Lo anterior se complementa con la
profundización de reformas que en cualquier caso favorecen al capital sobre el
trabajo; a la inversión extranjera sobre la nacional; al Mercado sobre el
Estado. En la vida cotidiana se ve que los contratos colectivos de trabajo se
afectan, minimizan y violan sistemáticamente, sin que la autoridad laboral haga
otra cosa que proteger al patrón; asimismo, los sueldos y salarios disminuyen
en términos reales año tras año, a la vez que los precios de los bienes de
consumo familiar incrementan sus precios, igual de los combustibles y otros
servicios públicos como la electricidad y el transporte. Las facilidades para
que una empresa despida trabajadores aumentan así como las contrataciones por
períodos cortos y sin seguridad social. La nueva legislación laboral propicia
el despido y la rotación de personal, la supresión de prestaciones sociales y la
inseguridad en el empleo, que ahora es precario, eventual y volátil. A la
violencia económica se agrega la social y la política, la laboral y la
familiar, ya que el trabajador carece de estabilidad y recursos para una vida
familiar decorosa, de suerte que sea imperativo que la pareja o los hijos
desarrollen actividades que complementen el ingreso. El impacto emocional de la
inseguridad genera cuadros de angustia que afectan la convivencia doméstica y
la vida de sus integrantes.
La severa precarización de la vida
familiar y personal permite que los partidos políticos emprendan campañas de
compra de votos mediante la promesa de bonos, vales, favores y apoyos, además
de esquemas de corrupción que se promueven mediante el otorgamiento de tarjetas
comerciales a cambio de afiliaciones y votos. La política es una más de las
actividades comerciales que relativizan los valores de la democracia hasta
convertirlos en una simple operación de compra-venta.

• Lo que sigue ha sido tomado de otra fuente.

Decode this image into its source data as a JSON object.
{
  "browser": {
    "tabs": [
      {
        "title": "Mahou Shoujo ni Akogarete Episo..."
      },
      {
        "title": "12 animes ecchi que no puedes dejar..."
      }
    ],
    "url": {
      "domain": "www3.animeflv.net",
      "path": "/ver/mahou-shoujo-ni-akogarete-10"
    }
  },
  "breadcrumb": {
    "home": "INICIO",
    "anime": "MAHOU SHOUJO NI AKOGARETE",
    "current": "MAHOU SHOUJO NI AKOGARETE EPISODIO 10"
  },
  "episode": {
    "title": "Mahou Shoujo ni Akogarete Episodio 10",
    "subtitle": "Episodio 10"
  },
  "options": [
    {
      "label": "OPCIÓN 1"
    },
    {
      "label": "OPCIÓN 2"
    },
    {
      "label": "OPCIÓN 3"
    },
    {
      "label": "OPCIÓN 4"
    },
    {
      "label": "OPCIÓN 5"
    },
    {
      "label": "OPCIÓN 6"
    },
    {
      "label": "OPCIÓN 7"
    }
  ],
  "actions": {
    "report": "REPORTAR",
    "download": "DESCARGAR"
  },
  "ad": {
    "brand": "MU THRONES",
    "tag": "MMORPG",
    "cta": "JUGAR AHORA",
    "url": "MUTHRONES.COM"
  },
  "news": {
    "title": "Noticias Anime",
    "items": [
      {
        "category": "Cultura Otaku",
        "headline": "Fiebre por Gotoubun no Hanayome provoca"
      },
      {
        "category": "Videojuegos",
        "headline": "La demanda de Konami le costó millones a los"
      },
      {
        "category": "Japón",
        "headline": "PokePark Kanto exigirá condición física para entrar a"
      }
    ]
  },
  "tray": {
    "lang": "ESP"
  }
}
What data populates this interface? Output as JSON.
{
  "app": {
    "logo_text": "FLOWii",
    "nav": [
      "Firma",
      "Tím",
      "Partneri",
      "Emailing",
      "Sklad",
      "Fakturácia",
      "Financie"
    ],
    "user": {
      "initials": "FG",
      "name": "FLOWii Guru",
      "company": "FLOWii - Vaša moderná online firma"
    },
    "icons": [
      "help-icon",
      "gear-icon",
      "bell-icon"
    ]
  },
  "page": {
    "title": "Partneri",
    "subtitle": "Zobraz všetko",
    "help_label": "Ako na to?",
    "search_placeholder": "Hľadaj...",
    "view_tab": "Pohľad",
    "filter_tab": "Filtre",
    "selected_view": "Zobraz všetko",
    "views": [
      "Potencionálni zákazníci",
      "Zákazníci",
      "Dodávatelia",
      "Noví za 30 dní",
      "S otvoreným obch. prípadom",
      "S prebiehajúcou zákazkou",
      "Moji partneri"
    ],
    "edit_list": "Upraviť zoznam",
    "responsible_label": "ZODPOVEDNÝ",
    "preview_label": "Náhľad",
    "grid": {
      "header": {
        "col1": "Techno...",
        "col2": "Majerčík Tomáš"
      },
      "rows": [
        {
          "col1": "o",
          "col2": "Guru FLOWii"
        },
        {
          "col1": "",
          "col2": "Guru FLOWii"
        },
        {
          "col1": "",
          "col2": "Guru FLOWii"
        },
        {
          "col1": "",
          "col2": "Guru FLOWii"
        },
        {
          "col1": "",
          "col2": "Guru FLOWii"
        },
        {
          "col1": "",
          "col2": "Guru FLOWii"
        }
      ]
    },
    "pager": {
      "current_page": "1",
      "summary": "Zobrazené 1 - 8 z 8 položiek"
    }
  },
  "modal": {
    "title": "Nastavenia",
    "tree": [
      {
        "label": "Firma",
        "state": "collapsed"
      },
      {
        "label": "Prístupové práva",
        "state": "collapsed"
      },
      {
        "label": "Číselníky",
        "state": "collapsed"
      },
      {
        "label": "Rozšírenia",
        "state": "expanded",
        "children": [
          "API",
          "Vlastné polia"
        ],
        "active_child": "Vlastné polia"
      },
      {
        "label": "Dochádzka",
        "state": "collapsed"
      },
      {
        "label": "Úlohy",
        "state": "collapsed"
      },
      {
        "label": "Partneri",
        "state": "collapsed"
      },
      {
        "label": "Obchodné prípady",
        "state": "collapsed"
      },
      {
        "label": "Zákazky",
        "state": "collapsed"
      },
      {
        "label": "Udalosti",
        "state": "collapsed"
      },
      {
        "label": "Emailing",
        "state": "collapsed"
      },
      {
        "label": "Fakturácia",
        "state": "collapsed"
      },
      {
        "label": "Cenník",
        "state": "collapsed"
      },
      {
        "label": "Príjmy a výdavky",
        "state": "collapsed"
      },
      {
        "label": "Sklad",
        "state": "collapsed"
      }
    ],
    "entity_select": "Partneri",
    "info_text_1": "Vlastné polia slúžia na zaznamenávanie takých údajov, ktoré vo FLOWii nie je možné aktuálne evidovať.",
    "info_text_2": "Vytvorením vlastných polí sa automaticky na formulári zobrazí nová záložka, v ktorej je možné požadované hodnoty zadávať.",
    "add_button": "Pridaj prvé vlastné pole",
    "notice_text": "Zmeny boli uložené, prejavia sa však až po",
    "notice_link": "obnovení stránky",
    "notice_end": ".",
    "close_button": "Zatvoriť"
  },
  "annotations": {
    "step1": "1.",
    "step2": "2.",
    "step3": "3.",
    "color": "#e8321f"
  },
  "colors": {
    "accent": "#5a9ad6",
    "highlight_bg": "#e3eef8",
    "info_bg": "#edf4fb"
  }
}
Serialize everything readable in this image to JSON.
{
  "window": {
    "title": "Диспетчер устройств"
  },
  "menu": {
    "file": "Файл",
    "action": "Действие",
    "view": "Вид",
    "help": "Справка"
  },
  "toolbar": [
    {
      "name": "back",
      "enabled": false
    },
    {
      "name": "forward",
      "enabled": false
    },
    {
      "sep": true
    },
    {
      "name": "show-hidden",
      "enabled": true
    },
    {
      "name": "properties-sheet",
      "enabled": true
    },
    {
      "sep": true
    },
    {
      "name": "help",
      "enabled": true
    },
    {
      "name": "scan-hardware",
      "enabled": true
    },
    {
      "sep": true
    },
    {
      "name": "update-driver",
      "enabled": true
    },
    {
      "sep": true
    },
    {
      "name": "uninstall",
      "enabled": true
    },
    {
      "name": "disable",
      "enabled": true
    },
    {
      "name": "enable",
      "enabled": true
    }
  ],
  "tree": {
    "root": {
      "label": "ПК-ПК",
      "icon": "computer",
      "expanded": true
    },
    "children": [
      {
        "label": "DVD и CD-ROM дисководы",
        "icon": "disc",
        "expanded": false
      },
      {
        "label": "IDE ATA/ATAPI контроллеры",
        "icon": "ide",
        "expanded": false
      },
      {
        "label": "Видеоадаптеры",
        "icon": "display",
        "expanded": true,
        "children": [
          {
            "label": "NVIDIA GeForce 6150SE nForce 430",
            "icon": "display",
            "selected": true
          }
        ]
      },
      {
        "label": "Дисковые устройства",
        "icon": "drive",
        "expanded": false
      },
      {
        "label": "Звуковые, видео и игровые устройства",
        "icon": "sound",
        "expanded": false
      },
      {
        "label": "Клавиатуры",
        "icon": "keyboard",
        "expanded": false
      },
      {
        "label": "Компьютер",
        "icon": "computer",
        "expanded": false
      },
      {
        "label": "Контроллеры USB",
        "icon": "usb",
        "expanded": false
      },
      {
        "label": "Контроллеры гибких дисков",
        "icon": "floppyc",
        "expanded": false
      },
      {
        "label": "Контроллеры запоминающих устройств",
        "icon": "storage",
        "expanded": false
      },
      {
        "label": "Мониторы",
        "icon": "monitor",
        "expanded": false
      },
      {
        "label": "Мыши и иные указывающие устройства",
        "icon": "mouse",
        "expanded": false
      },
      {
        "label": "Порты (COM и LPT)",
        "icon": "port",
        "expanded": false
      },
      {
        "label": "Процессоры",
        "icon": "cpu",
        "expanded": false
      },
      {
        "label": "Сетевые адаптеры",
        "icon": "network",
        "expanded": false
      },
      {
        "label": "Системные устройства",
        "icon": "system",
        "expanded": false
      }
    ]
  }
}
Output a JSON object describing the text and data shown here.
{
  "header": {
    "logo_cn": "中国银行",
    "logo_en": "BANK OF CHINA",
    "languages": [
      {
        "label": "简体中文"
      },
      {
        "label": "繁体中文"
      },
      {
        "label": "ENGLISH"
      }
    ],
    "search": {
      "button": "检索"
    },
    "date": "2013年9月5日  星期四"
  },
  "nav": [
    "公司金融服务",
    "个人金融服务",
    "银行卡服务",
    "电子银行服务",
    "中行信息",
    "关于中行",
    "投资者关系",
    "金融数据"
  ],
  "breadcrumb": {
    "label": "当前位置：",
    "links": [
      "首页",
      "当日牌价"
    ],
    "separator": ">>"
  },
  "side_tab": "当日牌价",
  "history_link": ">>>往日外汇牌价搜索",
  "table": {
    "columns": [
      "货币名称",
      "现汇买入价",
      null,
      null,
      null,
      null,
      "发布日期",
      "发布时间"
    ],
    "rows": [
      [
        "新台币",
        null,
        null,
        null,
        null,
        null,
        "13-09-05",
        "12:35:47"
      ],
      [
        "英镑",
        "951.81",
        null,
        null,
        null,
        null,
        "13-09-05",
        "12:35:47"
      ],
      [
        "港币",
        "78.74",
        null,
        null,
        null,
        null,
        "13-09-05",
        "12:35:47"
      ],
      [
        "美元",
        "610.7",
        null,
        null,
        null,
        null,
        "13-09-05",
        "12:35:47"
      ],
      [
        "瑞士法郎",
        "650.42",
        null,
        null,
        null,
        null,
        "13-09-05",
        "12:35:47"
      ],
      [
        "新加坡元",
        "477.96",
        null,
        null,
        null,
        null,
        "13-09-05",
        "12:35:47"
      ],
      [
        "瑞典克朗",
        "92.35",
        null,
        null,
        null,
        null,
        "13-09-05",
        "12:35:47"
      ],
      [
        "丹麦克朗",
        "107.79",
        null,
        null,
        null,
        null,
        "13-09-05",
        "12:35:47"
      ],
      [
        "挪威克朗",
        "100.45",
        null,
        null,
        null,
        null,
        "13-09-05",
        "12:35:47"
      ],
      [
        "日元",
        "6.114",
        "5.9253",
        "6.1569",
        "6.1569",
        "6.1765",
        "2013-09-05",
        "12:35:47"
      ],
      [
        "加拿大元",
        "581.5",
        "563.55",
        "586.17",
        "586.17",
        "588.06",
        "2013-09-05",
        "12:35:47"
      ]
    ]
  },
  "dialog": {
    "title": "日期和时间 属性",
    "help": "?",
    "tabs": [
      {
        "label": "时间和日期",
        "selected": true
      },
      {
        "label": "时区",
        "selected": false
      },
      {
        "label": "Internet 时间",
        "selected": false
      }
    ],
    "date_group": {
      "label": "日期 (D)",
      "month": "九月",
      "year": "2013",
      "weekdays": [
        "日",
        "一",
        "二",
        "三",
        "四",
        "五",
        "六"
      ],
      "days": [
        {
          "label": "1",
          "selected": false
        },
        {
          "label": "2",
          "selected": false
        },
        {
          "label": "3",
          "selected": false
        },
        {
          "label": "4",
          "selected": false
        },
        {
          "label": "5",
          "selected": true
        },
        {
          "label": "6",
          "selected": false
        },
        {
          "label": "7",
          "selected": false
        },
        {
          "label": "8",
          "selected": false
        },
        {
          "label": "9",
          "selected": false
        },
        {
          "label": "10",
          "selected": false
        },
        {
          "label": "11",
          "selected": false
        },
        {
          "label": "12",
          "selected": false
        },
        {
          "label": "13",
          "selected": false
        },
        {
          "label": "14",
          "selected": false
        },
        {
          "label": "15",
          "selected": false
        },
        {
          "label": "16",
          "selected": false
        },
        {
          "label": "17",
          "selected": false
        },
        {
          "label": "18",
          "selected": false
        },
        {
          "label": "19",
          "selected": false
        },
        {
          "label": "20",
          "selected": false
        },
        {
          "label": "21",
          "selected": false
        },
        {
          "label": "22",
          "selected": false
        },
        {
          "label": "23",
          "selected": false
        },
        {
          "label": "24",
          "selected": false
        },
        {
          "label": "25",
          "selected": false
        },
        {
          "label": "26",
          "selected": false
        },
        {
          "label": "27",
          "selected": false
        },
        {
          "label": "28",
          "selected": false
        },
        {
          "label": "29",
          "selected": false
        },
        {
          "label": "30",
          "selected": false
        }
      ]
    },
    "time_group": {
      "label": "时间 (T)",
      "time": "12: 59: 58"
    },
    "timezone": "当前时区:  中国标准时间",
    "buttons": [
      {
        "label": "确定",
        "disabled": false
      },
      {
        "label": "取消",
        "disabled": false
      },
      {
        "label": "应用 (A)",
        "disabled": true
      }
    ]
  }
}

El conjunto de estos elementos: inseguridad
laboral, empobrecimiento personal y sectorial, violencia pública y privada,
desmantelamiento de las actividades productivas nacionales, fomento de la
inversión extranjera y cesión del dominio nacional sobre los recursos
naturales, reformas legales lesivas a la soberanía nacional y a la identidad y
derechos ciudadanos, configuran el perfil de un Estado cuya independencia ha
dejado de ser plena. Si estos son los problemas, la solución, difícil pero
posible y necesaria, es recuperar la memoria histórica colectiva, replantear el
gobierno y las leyes y fortalecer la participación ciudadana independiente,
libre y consciente, dirigida a un nuevo proyecto nacional.